Ouvrir le menu principal

Page:Flaubert - L’Éducation sentimentale éd. Conard.djvu/529

Cette page a été validée par deux contributeurs.


Il y en avait pourtant de dévoués, quand ce ne serait que lui.

— Ah bah ! comme les autres !

Ses paupières étaient rouges ; elle pleurait. Puis, en s’efforçant de sourire :

— Excusez-moi ! J’ai tort ! C’est une idée triste qui m’est venue

Il n’y comprenait rien.

« N’importe ! elle est moins forte que je ne croyais », pensa-t-il.

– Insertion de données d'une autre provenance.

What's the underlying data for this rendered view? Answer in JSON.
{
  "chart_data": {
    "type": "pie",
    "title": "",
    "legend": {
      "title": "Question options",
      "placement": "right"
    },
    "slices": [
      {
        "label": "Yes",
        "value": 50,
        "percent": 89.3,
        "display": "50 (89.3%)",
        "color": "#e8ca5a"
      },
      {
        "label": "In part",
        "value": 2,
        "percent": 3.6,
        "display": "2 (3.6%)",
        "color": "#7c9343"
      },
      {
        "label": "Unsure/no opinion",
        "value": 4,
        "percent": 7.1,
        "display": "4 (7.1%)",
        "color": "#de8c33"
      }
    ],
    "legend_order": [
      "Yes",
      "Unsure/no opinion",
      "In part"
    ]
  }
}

Elle sonna pour avoir un verre d’eau, en but une gorgée, le renvoya, puis se plaignit de ce qu’on la servait horriblement. Afin de l’amuser, il s’offrit comme domestique, se prétendant capable de donner des assiettes, d’épousseter les meubles, d’annoncer le monde, d’être enfin un valet de chambre ou plutôt un chasseur, bien que la mode en fût passée. Il aurait voulu se tenir derrière sa voiture avec un chapeau de plumes de coq.

— Et comme je vous suivrais à pied majestueusement, en portant sur le bras un petit chien !

— Vous êtes gai, dit Mme Dambreuse.

N’était-ce pas une folie, reprit-il, de considérer tout sérieusement ? Il y avait bien assez de misères sans s’en forger. Rien ne méritait la peine d’une douleur. Mme Dambreuse leva les sourcils, d’une manière de vague approbation.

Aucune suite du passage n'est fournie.